Übersicht zu Fachdatenbanken

Infos und Übersicht zu Fachdatenbanken 

Bei Fachdatenbanken handelt es sich um Wissensdatenbanken, die fachspezifische Informationen erfassen und auf klassischen Dokumentationssystemen ausgeben.

Klassischerweise lassen sich Fachdatenbanken in zwei Kategorien einteilen, nämlich einerseits in Volltextdatenbanken, die Dokumente bereitstellen, und andererseits in Fachdatenbanken, die Verweise auf Dokumente enthalten.

 

 

 

Hier eine Übersicht: 

 

       

Im Zusammenhang mit Fachdatenbanken gibt es unterschiedliche Datenbanktypen. Eine Einteilungsmöglichkeit ergibt sich nach der Art, wie die Informationen gespeichert sind.

Bibliographische Datenbanken, die auch als Literatur- und Referenzdatenbanken oder Bibliographien bezeichnet werden, kennzeichnen die Inhalte anhand von Titel, Autor oder Verlag sowie teilweise kurzen Inhaltsangaben.

Faktendatenbanken enthalten numerische und statistische Daten, betriebliche Daten, Markt-, Wirtschafts- und Wirtschaftsinformationen oder Angaben zu chemischen und physikalischen Einheiten. Daneben gibt es beispielsweise Bilddatenbanken, Tondatenbanken, Link-Datenbanken oder Software-Datenbanken.

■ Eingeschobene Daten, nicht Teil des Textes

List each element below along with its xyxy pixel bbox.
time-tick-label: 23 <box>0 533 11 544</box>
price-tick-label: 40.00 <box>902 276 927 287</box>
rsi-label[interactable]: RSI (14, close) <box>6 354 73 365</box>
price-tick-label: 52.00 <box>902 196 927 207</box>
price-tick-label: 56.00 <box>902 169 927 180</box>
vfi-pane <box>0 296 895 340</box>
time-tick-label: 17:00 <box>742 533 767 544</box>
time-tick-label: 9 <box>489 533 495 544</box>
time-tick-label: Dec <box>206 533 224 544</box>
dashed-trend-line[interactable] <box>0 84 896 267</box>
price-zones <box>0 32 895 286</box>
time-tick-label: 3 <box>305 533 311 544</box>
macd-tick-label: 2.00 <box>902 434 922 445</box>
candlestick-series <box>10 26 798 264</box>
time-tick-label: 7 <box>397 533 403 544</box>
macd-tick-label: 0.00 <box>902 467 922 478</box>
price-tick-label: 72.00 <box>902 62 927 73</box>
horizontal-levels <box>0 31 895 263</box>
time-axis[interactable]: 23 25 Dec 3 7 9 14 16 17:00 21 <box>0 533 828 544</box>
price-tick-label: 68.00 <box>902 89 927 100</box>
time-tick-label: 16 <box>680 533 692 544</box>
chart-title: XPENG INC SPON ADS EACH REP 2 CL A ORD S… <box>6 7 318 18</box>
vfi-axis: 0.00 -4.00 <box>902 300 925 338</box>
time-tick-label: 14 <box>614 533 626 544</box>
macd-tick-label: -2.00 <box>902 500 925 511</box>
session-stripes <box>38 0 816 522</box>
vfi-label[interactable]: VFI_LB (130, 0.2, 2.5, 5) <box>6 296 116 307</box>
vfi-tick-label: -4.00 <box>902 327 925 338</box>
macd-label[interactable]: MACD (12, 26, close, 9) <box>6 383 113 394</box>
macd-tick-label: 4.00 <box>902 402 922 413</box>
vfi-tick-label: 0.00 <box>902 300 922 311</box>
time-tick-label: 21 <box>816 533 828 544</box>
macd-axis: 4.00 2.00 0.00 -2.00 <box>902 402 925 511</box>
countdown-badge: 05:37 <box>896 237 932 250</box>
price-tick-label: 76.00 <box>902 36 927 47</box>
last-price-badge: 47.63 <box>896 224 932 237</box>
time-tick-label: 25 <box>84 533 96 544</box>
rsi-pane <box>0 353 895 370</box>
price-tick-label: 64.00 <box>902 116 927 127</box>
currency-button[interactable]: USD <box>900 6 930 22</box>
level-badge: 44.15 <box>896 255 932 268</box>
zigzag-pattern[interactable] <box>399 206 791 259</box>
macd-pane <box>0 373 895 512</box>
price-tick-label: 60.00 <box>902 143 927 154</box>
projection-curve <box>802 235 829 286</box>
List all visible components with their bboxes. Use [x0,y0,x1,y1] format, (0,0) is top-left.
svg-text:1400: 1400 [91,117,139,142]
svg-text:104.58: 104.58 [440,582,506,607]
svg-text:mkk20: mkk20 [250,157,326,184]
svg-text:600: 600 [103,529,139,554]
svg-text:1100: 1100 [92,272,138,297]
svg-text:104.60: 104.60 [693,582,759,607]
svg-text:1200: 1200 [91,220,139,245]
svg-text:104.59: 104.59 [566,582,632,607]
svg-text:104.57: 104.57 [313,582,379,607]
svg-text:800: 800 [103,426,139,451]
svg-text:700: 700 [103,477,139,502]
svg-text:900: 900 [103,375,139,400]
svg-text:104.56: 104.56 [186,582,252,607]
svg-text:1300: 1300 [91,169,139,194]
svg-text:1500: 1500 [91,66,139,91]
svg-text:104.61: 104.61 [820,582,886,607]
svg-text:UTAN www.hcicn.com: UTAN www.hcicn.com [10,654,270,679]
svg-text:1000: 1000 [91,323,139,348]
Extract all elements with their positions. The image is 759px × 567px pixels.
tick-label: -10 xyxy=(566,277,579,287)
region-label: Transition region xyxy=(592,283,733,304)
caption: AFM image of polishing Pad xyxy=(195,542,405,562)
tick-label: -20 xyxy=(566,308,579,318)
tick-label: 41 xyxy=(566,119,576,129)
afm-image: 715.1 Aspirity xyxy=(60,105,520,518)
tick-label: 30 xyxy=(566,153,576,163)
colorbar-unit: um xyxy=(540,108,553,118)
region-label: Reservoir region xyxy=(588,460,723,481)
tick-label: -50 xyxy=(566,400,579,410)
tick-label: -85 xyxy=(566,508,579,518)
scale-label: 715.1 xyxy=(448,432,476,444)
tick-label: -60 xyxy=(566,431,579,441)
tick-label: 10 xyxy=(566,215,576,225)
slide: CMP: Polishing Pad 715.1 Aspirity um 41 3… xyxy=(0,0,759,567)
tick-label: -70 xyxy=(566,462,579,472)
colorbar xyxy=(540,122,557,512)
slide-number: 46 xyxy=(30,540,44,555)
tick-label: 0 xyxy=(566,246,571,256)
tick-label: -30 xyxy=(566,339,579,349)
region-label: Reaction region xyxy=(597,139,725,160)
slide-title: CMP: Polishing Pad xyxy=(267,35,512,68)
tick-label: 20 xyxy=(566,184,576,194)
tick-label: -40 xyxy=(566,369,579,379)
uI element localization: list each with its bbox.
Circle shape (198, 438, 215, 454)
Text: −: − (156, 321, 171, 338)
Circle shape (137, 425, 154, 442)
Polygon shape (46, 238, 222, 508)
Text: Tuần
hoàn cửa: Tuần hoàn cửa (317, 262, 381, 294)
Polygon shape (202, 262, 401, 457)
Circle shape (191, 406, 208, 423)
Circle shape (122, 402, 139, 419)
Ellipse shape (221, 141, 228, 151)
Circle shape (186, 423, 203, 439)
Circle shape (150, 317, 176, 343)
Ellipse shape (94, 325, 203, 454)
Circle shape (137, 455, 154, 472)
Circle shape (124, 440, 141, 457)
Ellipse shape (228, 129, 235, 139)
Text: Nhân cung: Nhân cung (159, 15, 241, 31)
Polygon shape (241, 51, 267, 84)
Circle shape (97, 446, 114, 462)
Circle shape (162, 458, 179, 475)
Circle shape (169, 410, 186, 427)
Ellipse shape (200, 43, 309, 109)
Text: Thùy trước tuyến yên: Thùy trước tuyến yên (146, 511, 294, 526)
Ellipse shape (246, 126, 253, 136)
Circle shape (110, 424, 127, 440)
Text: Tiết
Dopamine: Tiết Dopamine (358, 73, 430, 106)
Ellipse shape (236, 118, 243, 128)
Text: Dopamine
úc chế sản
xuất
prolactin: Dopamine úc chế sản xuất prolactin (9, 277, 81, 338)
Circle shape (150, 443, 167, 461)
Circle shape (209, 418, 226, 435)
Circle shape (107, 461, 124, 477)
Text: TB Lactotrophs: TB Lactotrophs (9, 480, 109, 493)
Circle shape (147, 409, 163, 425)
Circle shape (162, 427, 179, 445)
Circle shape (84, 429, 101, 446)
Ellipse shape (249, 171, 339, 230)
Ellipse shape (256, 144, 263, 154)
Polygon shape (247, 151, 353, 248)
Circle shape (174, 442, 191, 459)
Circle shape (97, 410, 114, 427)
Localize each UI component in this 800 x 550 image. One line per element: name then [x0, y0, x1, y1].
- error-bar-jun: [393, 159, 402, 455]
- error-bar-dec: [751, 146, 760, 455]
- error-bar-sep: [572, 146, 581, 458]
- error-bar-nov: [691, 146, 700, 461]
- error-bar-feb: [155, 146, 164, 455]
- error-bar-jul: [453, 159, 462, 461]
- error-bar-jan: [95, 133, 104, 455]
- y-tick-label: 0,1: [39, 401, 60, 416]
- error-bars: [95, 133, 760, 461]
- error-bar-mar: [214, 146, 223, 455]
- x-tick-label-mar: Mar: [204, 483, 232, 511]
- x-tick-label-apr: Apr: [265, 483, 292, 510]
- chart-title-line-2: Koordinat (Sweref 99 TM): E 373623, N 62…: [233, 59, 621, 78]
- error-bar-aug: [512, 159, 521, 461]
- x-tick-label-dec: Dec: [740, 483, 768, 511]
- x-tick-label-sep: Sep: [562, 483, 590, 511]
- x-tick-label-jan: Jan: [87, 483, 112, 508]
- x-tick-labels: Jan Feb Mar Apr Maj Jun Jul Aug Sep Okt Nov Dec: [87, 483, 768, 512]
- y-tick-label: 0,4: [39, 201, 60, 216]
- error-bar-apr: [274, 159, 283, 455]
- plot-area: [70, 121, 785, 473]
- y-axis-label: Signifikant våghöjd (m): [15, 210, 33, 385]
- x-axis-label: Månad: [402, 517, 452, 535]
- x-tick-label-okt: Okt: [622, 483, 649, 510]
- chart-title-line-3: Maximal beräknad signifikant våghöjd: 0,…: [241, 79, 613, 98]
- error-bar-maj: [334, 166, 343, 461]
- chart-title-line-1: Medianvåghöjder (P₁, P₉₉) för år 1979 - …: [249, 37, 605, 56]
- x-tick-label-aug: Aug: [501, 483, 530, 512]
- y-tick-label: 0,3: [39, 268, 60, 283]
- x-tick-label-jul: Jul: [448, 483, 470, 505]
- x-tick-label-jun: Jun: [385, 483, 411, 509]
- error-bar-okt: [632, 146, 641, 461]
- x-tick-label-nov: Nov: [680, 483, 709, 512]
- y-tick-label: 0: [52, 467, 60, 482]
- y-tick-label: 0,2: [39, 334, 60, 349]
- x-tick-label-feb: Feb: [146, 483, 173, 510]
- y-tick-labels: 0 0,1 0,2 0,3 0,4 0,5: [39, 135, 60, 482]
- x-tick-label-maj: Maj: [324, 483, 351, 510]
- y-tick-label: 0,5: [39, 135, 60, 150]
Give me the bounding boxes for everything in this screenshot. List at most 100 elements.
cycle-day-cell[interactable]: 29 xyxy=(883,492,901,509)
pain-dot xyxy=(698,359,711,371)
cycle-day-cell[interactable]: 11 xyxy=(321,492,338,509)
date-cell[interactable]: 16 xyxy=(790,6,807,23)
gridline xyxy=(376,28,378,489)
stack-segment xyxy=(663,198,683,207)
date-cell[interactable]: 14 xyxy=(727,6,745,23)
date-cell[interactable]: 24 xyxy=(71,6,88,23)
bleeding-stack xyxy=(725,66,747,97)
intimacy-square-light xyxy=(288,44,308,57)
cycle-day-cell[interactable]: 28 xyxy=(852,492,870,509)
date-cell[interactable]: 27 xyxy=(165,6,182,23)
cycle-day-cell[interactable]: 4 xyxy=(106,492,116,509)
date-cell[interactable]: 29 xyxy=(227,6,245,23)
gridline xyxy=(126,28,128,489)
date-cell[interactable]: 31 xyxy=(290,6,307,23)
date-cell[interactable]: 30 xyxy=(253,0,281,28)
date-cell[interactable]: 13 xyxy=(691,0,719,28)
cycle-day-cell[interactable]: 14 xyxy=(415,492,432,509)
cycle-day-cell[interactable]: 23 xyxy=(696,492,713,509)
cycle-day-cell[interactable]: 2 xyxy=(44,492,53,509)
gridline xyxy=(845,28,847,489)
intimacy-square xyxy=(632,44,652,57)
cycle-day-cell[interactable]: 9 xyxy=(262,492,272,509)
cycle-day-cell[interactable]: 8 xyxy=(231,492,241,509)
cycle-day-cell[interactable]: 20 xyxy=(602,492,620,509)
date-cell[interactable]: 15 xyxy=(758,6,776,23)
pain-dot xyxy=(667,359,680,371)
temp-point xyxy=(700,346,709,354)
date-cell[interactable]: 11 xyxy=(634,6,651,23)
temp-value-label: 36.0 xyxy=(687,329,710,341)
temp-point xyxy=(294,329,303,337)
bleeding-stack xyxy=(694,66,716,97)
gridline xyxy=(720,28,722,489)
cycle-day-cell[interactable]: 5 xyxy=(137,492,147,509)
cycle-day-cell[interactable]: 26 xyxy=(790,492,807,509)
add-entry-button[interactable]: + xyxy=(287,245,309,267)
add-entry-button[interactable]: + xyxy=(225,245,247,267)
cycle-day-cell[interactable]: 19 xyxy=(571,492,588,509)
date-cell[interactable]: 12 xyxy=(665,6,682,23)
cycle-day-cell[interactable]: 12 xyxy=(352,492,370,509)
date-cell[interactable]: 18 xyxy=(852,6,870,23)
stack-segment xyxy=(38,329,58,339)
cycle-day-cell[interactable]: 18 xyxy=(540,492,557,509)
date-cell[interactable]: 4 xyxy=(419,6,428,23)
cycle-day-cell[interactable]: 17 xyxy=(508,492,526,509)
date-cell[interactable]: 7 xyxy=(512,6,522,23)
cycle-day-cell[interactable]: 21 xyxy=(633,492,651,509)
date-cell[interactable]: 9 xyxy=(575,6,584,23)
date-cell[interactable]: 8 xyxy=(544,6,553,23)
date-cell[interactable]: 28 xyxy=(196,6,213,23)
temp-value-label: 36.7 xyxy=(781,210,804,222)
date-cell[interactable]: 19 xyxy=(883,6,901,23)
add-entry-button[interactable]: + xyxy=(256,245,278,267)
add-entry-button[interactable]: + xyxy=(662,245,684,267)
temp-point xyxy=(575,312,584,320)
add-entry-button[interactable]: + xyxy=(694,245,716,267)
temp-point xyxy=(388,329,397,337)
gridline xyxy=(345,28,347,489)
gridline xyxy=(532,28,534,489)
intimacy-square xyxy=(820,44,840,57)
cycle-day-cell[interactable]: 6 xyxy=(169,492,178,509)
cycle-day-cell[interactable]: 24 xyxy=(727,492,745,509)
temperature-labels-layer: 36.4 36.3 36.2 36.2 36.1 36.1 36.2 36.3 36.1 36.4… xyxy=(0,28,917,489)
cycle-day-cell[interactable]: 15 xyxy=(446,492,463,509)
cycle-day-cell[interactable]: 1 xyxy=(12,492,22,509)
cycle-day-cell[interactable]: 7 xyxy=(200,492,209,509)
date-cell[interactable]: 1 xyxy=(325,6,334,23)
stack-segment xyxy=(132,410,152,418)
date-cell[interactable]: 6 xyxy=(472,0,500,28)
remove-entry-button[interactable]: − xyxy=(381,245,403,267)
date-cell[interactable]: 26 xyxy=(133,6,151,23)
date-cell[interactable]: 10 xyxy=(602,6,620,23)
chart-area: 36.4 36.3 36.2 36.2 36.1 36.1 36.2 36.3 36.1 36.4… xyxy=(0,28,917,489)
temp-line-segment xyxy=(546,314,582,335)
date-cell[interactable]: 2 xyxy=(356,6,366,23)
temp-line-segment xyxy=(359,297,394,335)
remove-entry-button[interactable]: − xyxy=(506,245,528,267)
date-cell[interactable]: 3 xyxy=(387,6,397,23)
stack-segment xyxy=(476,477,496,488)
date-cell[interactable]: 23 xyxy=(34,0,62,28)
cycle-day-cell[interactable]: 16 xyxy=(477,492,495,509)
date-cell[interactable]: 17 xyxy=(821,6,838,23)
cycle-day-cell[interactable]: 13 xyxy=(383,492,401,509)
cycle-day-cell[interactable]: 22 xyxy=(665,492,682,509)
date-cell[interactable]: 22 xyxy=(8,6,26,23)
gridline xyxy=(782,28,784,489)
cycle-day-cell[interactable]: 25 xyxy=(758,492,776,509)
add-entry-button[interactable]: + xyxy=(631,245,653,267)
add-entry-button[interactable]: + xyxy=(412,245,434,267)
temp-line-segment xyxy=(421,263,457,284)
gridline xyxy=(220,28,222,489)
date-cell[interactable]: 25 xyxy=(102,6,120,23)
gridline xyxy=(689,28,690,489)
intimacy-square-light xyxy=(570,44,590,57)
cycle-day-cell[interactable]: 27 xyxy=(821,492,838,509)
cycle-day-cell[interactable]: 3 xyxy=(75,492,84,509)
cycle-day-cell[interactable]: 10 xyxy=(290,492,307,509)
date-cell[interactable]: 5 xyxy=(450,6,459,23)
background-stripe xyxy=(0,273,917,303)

Weitere recht einfache Unterscheidungen erfolgen anhand des inhaltlichen Themas, des geografischen Bezugs oder der verwendeten Sprache.

 

       

Fachdatenbanken kennen grundsätzlich mehrere Zugriffsmöglichkeiten. So gibt es Fachdatenbanken, auf die als Online-Datenbank über das Internet zugegriffen kann, und portable Datenbanken, die auf beispielsweise CDs oder DVDs bereitgestellt werden.

Außerdem gibt es für die Öffentlichkeit frei zugängliche Datenbanken sowie Fachdatenbanken, die nur einem bestimmten Personenkreis zugänglich sind. Hierzu gehören beispielsweise Datenbanken von Universitäten oder behördliche Datenbanken.

Dabei sind für  Fachdatenbanken grundsätzlich alle Datenbankmodelle denkbar, also sowohl relationale und invertierte als auch hierarchische und netzwerkartige Datenbanksysteme.

 

       

Die Recherche in Fachdatenbanken, die sowohl kostenfrei als auch kostenpflichtig angeboten werden, gliedert sich in zwei Suchmodi. Beim Data-Retrieval, auch bezeichnet als Fakten-Retrieval, handelt es sich um die Suche nach strukturierten Daten.

Das bedeutet, die Suche erfolgt in abgeschlossenen Mengen und anhand von klar definierten Anfragen. Die Sprache weist eine spezielle Syntax und Semantik auf und es werden nur solche Antworten angezeigt, die genau mit der Anfrage übereinstimmen.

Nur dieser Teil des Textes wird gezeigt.